转身邪笑着靠近樊蓠:陛下今晚这么不听话,到处乱跑给我们惹了不少麻烦,您自己说说我们该拿您怎么办呢?
樊蓠顿时精神一震,全副武装地开始表演:我我我没想乱跑!眨眨眼、再眨眨眼,拜托帮帮忙出来几滴眼泪啊,是、是那个人非要我跟他走,我又没办法反抗他。
霍陵飞本想继续恶声恶气,但一凑近就瞧见那双美目泪光盈盈,在月光下过于凄清动人了,他不自觉地双手环胸后撤了一步:真的假的?你是说那人想劫持你?
樊蓠连连点头:真的真的!
可惜没看到那人的真面目,哎,哥你看到了吗?或者,你能从他武功路数上看出什么吗?
段择只摇摇头:先回去。
樊蓠心里直打鼓:这人竟然没拆穿她。
她被这两人一左一右亲自送回了客栈,期间段择还一直抓着她的手臂。迷香的药效过了,肖晴听见动静醒了过来,惊慌地问出了什么事。
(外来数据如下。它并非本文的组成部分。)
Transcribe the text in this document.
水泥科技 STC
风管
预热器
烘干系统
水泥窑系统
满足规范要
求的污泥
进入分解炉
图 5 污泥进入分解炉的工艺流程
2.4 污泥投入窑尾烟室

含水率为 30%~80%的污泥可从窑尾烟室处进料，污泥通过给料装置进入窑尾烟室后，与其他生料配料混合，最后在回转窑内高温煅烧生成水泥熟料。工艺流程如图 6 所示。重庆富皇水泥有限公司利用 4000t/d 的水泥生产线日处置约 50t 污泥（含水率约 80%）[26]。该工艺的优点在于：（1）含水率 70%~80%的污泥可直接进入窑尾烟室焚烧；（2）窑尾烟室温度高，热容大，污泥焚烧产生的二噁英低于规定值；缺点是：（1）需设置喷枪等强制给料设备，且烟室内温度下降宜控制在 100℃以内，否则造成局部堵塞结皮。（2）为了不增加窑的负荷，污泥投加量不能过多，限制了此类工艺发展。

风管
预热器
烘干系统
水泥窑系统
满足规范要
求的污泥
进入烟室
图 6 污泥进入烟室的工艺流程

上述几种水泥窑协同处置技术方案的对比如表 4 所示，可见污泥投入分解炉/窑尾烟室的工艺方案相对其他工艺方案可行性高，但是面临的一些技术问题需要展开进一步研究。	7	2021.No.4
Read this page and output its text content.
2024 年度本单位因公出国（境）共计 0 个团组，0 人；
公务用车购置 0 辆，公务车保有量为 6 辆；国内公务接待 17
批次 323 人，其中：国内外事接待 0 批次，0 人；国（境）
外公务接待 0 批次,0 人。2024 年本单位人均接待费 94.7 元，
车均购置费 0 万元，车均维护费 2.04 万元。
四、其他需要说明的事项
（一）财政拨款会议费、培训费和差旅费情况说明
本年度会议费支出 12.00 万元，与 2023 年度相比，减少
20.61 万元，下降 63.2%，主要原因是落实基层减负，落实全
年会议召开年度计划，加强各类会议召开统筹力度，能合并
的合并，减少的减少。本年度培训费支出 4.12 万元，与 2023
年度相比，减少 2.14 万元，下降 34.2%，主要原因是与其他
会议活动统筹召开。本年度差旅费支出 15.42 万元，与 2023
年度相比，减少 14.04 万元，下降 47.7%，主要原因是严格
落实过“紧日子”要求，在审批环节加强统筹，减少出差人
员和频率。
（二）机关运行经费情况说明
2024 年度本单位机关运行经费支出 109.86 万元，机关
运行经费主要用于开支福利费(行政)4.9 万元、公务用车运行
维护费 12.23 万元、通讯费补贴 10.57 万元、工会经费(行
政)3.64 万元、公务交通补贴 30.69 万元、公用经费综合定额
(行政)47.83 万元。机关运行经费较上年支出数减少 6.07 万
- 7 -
段择一把将樊蓠推到床上:你们先出去,我跟夏姑娘单独谈谈。
肖晴不甘地跺跺脚出去了,霍陵飞伸手指自己:也包括我?
段择扭头看着他。
霍陵飞想跺脚又觉得太娘,只得气冲冲地走开并把房门甩得震天响:这两人只要凑到一起就有一种不容他人介入的气氛是怎么回事啊!哎?他为什么会有这种见鬼的感觉?他是不是过于关注这俩人了?霍陵飞懵了片刻,马上又疯狂摇头:不不不,他多注意他们一些是正常的,毕竟那可是泷哥和表哥都没找到的洛荧女皇啊,被他逮住了他自然要确保送到夏泷手里才放心;而他段哥如今又被那小妖女迷得七荤八素,他当然要看紧一点防止段择化身情圣带着人私奔。啊呀,他可真是操碎了心、尽职尽责的好兄弟。
段择开始在房间里翻找,主要是检查樊蓠的私人用品,那拢共也没有多少,花草种子、小盆景、布料、乱七八糟的挂件这些统统被摆在桌子上,他仔细打量着这些小玩意,面色愈发难看。
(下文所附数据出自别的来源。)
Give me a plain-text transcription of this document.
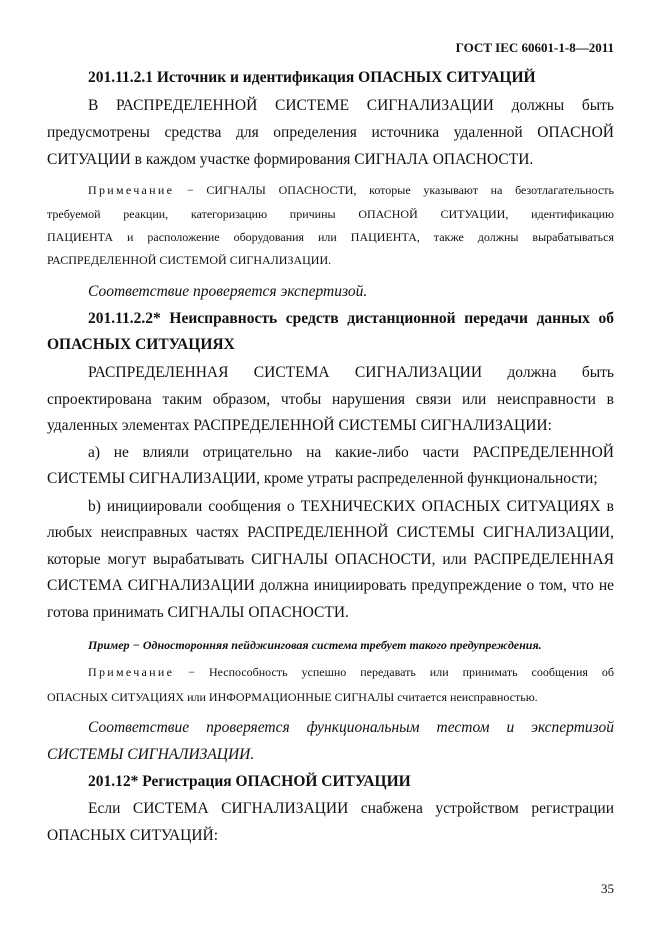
ГОСТ IEC 60601-1-8—2011
201.11.2.1 Источник и идентификация ОПАСНЫХ СИТУАЦИЙ
В РАСПРЕДЕЛЕННОЙ СИСТЕМЕ СИГНАЛИЗАЦИИ должны быть
предусмотрены средства для определения источника удаленной ОПАСНОЙ
СИТУАЦИИ в каждом участке формирования СИГНАЛА ОПАСНОСТИ.
Примечание − СИГНАЛЫ ОПАСНОСТИ, которые указывают на безотлагательность
требуемой реакции, категоризацию причины ОПАСНОЙ СИТУАЦИИ, идентификацию
ПАЦИЕНТА и расположение оборудования или ПАЦИЕНТА, также должны вырабатываться
РАСПРЕДЕЛЕННОЙ СИСТЕМОЙ СИГНАЛИЗАЦИИ.
Соответствие проверяется экспертизой.
201.11.2.2* Неисправность средств дистанционной передачи данных об
ОПАСНЫХ СИТУАЦИЯХ
РАСПРЕДЕЛЕННАЯ СИСТЕМА СИГНАЛИЗАЦИИ должна быть
спроектирована таким образом, чтобы нарушения связи или неисправности в
удаленных элементах РАСПРЕДЕЛЕННОЙ СИСТЕМЫ СИГНАЛИЗАЦИИ:
a) не влияли отрицательно на какие-либо части РАСПРЕДЕЛЕННОЙ
СИСТЕМЫ СИГНАЛИЗАЦИИ, кроме утраты распределенной функциональности;
b) инициировали сообщения о ТЕХНИЧЕСКИХ ОПАСНЫХ СИТУАЦИЯХ в
любых неисправных частях РАСПРЕДЕЛЕННОЙ СИСТЕМЫ СИГНАЛИЗАЦИИ,
которые могут вырабатывать СИГНАЛЫ ОПАСНОСТИ, или РАСПРЕДЕЛЕННАЯ
СИСТЕМА СИГНАЛИЗАЦИИ должна инициировать предупреждение о том, что не
готова принимать СИГНАЛЫ ОПАСНОСТИ.
Пример − Односторонняя пейджинговая система требует такого предупреждения.
Примечание − Неспособность успешно передавать или принимать сообщения об
ОПАСНЫХ СИТУАЦИЯХ или ИНФОРМАЦИОННЫЕ СИГНАЛЫ считается неисправностью.
Соответствие проверяется функциональным тестом и экспертизой
СИСТЕМЫ СИГНАЛИЗАЦИИ.
201.12* Регистрация ОПАСНОЙ СИТУАЦИИ
Если СИСТЕМА СИГНАЛИЗАЦИИ снабжена устройством регистрации
ОПАСНЫХ СИТУАЦИЙ:
35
樊蓠在他突然看过来的时候忍不住缩成一团,她能感觉到对方的暴躁情绪几乎压不住了。果然下一刻段择上前来开始掀她的床铺:藏哪儿了?你用来调配毒药的东西,别装傻,你知道我找什么。说话!她每次要买的东西他都查验过,没发现有药用的,但刚才她用来扎自己的针上很明显有麻痹肌肉的毒,她到底怎么得到毒素的?
他以前没有这样发狠地吼过她,樊蓠有些害怕,不过她不能说出自己的配方,那是她如今唯一的秘密武器其实现在也不算秘密了,段择已经见识过,机警如野兽的他绝不会第二次中招,如果他再告诉霍陵飞,那自己更没机会用。樊蓠骤然泄气:是啊,他当然会告诉他的好兄弟以防自己的毒手。
她一直不言语,段择耐心告罄地点点头,你不开口,那我只能靠自己找了。说着就动手去掀她的头发和衣服,樊蓠挣扎着想躲开,我没有针了她颤声道,毒素只够染一根的。那根针本打算留到千钧一发之际用的,没想到今晚就暴露了。
那刚刚扎我那根呢?
掉了。不扔掉难不成留着给你去测验配方吗?我说我没有了!你别樊蓠手脚并用地想摆脱钳制,她怀疑这人故意耍流氓,就算她还有毒针也不会还留在身上等着被他搜走好不好!
她的挣扎让段择心情更不好了,直接用膝盖压住她乱扭的腰,动作堪称粗暴地上下其手搜遍了她的全身。
樊蓠把脸埋在床单上小声地啜泣,这人刚刚像对待一件物品那样搜查她,好像她是一只口袋,搜完了正面以后翻过来再搜反面,但她根本不敢真的反抗,又喊又踹也只不过为了表示抗议,而他用行动告诉自己抗议无效。